During class, we briefly discussed Eisner’s portrayal of women in A Contract with God and Other Tenement Stories, and someone noted how all the women tend to be either a Madonna figure or the whore. Even though I think that the female characters throughout Eisner’s book are a bit more complex than the traditional good girl/ bad girl stereotypes, they are more so only through allusion to complexity rather than expressed complexity, and Rosie, the little seductress in “The Super,” is a great example.
The first time that the super, and the reader for that matter, is introduced to Rosie, she is wet and wrapped in a towel, fresh from a bath. Without any knowledge of her age, the shape of her body and her expression lead the reader to think that she must be at least a teenager; most ten year old girls do not have curves like that. Yet, when she visits the super, Mr. Scuggs, her short, collared dress, Mary Jane shoes, and scrunched socks allude that she is much younger than her first appearance, but her actions suggest that the outfit is a rouse; she offers to let Mr. Scuggs have a peak under her dress, kills his dog, and steals his money. It is only after her confrontation with the super, and his subsequent suicide, that we learn that Rosie is only ten years old; however, when she is sitting on the step, singing and counting the stolen money, she again looks much older than ten years old.

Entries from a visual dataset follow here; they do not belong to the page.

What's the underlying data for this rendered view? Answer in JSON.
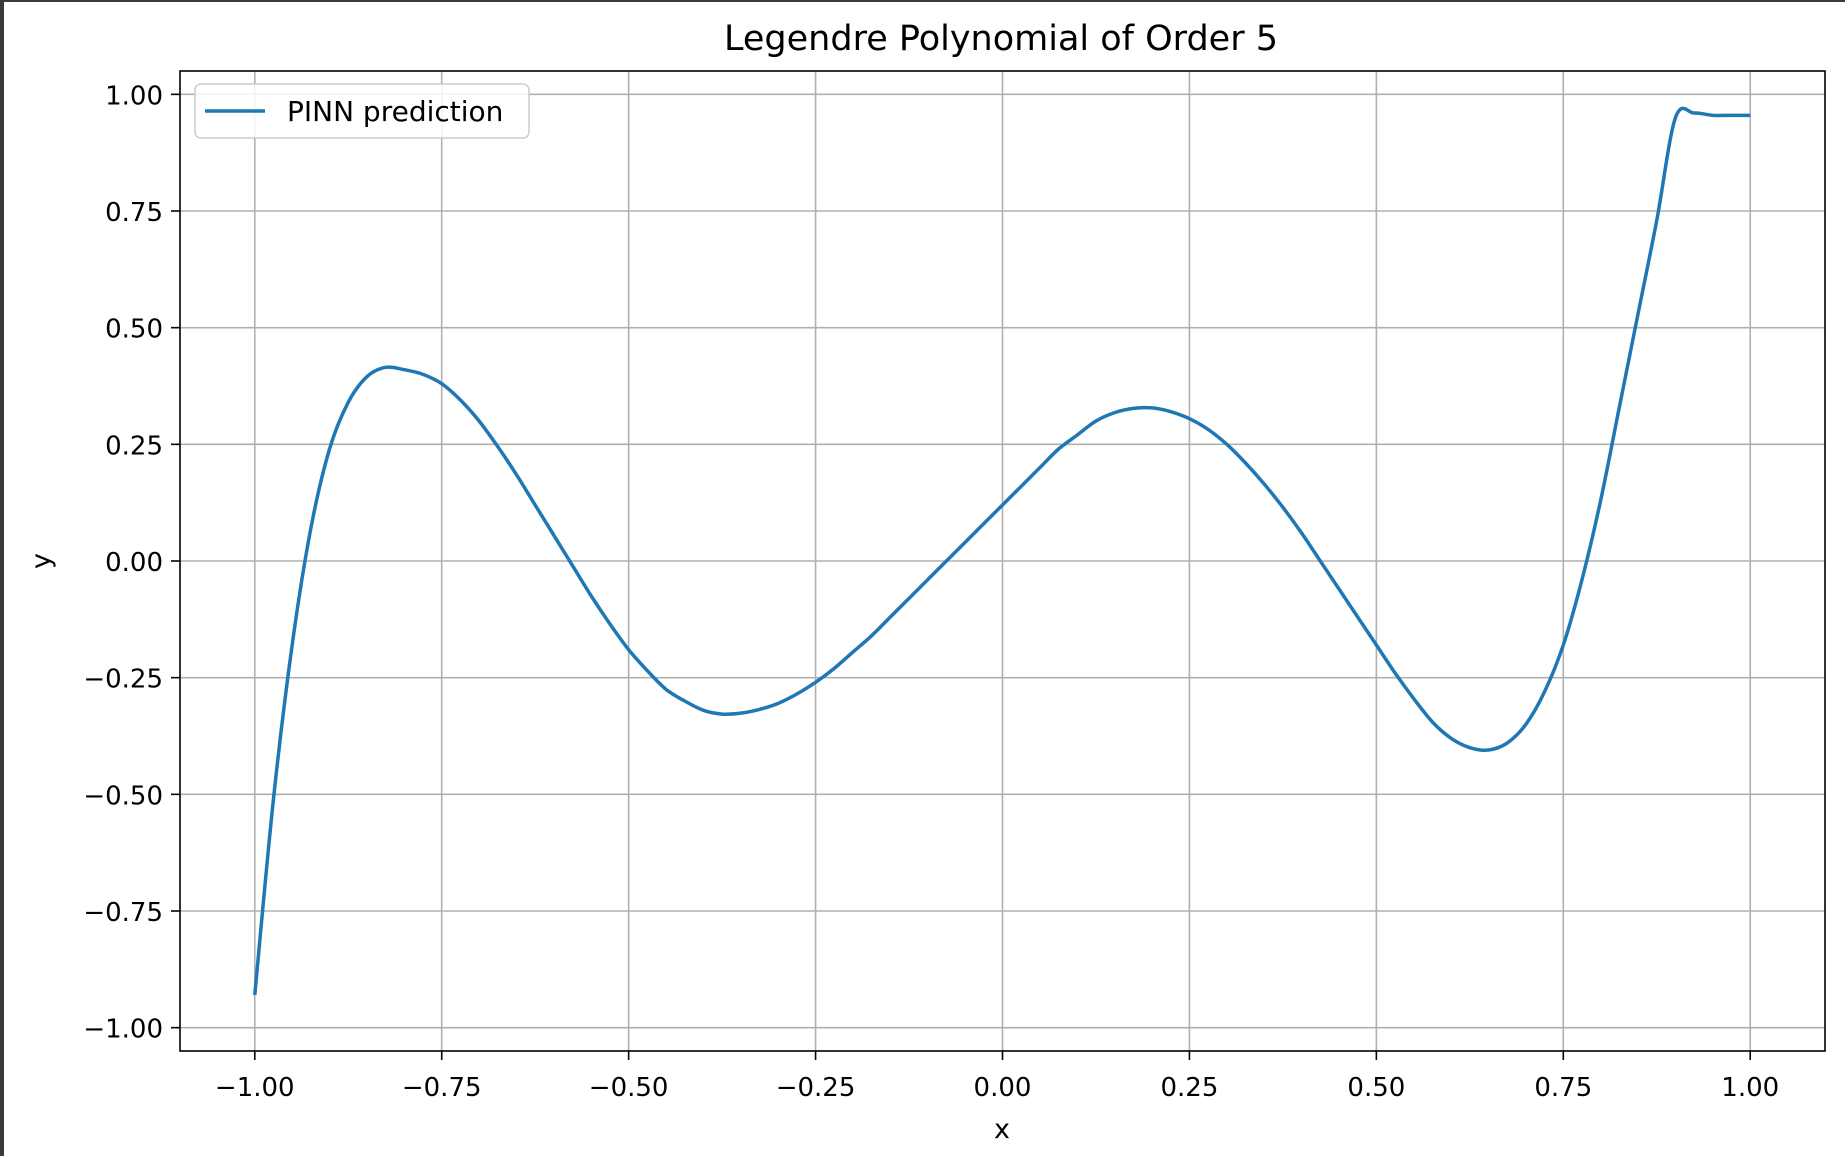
{
  "chart_data": {
    "type": "line",
    "title": "Legendre Polynomial of Order 5",
    "xlabel": "x",
    "ylabel": "y",
    "xlim": [
      -1.1,
      1.1
    ],
    "ylim": [
      -1.05,
      1.05
    ],
    "x_ticks": [
      -1.0,
      -0.75,
      -0.5,
      -0.25,
      0.0,
      0.25,
      0.5,
      0.75,
      1.0
    ],
    "x_tick_labels": [
      "−1.00",
      "−0.75",
      "−0.50",
      "−0.25",
      "0.00",
      "0.25",
      "0.50",
      "0.75",
      "1.00"
    ],
    "y_ticks": [
      1.0,
      0.75,
      0.5,
      0.25,
      0.0,
      -0.25,
      -0.5,
      -0.75,
      -1.0
    ],
    "y_tick_labels": [
      "1.00",
      "0.75",
      "0.50",
      "0.25",
      "0.00",
      "−0.25",
      "−0.50",
      "−0.75",
      "−1.00"
    ],
    "grid": true,
    "legend_position": "upper-left",
    "series": [
      {
        "name": "PINN prediction",
        "color": "#1f77b4",
        "x": [
          -1.0,
          -0.975,
          -0.95,
          -0.925,
          -0.9,
          -0.875,
          -0.85,
          -0.825,
          -0.8,
          -0.775,
          -0.75,
          -0.725,
          -0.7,
          -0.675,
          -0.65,
          -0.625,
          -0.6,
          -0.575,
          -0.55,
          -0.525,
          -0.5,
          -0.475,
          -0.45,
          -0.425,
          -0.4,
          -0.375,
          -0.35,
          -0.325,
          -0.3,
          -0.275,
          -0.25,
          -0.225,
          -0.2,
          -0.175,
          -0.15,
          -0.125,
          -0.1,
          -0.075,
          -0.05,
          -0.025,
          0.0,
          0.025,
          0.05,
          0.075,
          0.1,
          0.125,
          0.15,
          0.175,
          0.2,
          0.225,
          0.25,
          0.275,
          0.3,
          0.325,
          0.35,
          0.375,
          0.4,
          0.425,
          0.45,
          0.475,
          0.5,
          0.525,
          0.55,
          0.575,
          0.6,
          0.625,
          0.65,
          0.675,
          0.7,
          0.725,
          0.75,
          0.775,
          0.8,
          0.825,
          0.85,
          0.875,
          0.9,
          0.925,
          0.95,
          0.975,
          1.0
        ],
        "y": [
          -0.93,
          -0.51,
          -0.18,
          0.07,
          0.24,
          0.34,
          0.395,
          0.415,
          0.41,
          0.4,
          0.38,
          0.345,
          0.3,
          0.245,
          0.185,
          0.12,
          0.055,
          -0.01,
          -0.075,
          -0.135,
          -0.19,
          -0.235,
          -0.275,
          -0.3,
          -0.32,
          -0.328,
          -0.326,
          -0.318,
          -0.305,
          -0.285,
          -0.26,
          -0.23,
          -0.195,
          -0.16,
          -0.12,
          -0.08,
          -0.04,
          0.0,
          0.04,
          0.08,
          0.12,
          0.16,
          0.2,
          0.24,
          0.27,
          0.3,
          0.318,
          0.327,
          0.328,
          0.32,
          0.305,
          0.282,
          0.25,
          0.21,
          0.165,
          0.115,
          0.06,
          0.0,
          -0.06,
          -0.12,
          -0.18,
          -0.24,
          -0.295,
          -0.345,
          -0.38,
          -0.4,
          -0.405,
          -0.39,
          -0.35,
          -0.28,
          -0.18,
          -0.04,
          0.13,
          0.33,
          0.53,
          0.73,
          0.95,
          0.96,
          0.955,
          0.955,
          0.955
        ]
      }
    ]
  }
}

To me, it is very interesting that the only time that Rosie looks her age is when she is using it to con Mr. Scuggs. This suggests that Rosie is a much more complex character, yet we only get to know the super, Mr. Scuggs, in any sort of intimate way. We feel sympathy for him even though he is a very flawed character; he is an anti-Semitic pervert. Yet, we are not led to feel sympathy for Rosie, a ten year old who uses her body to manipulate and steal. It is in that way that Eisner’s story and illustrations allude to Rosie’s character’s complexity. We only see her bad side, but we never know what happened to the good.